Starting as a humor magazine

Life was founded on January 4, 1883, as a humor and general interest magazine. The magazine was a huge success, but this success only attracted the attention of its many competitors. More humor magazines, including Judge and Puck, competed against Life for readers’ attention.

But readers loved the fun, clean and cultivated humor in each issue of Life. But following World War I, the magazine industry began to change. The new variety was crude, sexy, and cynical. This wasn’t Life; therefore, things had to change.

Failing in the Great Depression

In the 1920s, Life continued to fail during the Jazz Age and the Great Depression. The magazine lost readers and money at a rapid rate. The magazine had passed its prime and was in a state of financial emergency. Publisher Clair Maxwell and editor George Eggleston switched the magazine from a weekly publication to monthly.

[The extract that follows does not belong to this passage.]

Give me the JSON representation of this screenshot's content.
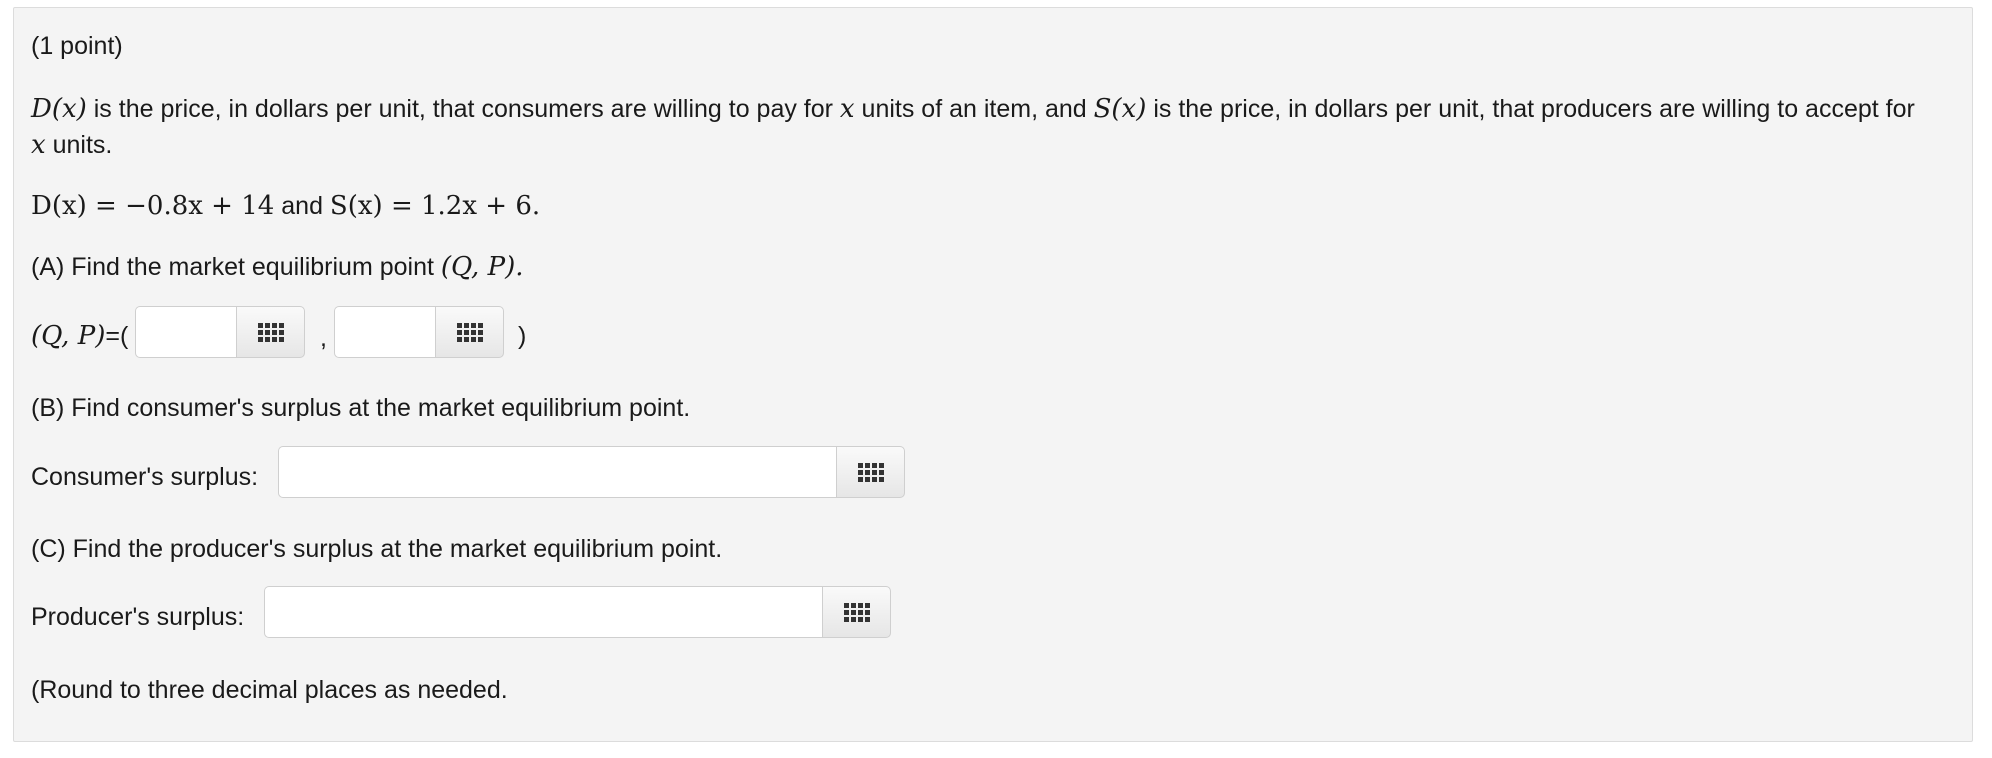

But this still didn’t help the financial crisis. The magazine would need a miracle—or perhaps a re-branding.

Changing its focus

In 1936, magazine publisher Henry Luce paid $92,000 to buy Life and run it under his company, Time Inc. This is with the understanding that Life would change its focus from humor and general interest to strictly photographs. Luce knew pictures could tell a story more than written content.

On November 23, 1936, Luce launched his new vision for Life magazine, mirroring today’s Time magazine. The magazine would be famous for printing some of the most famous photographs in history—including photographs of Marilyn Monroe, Lucille Ball and Desi Arnaz, President John F. Kennedy, and more.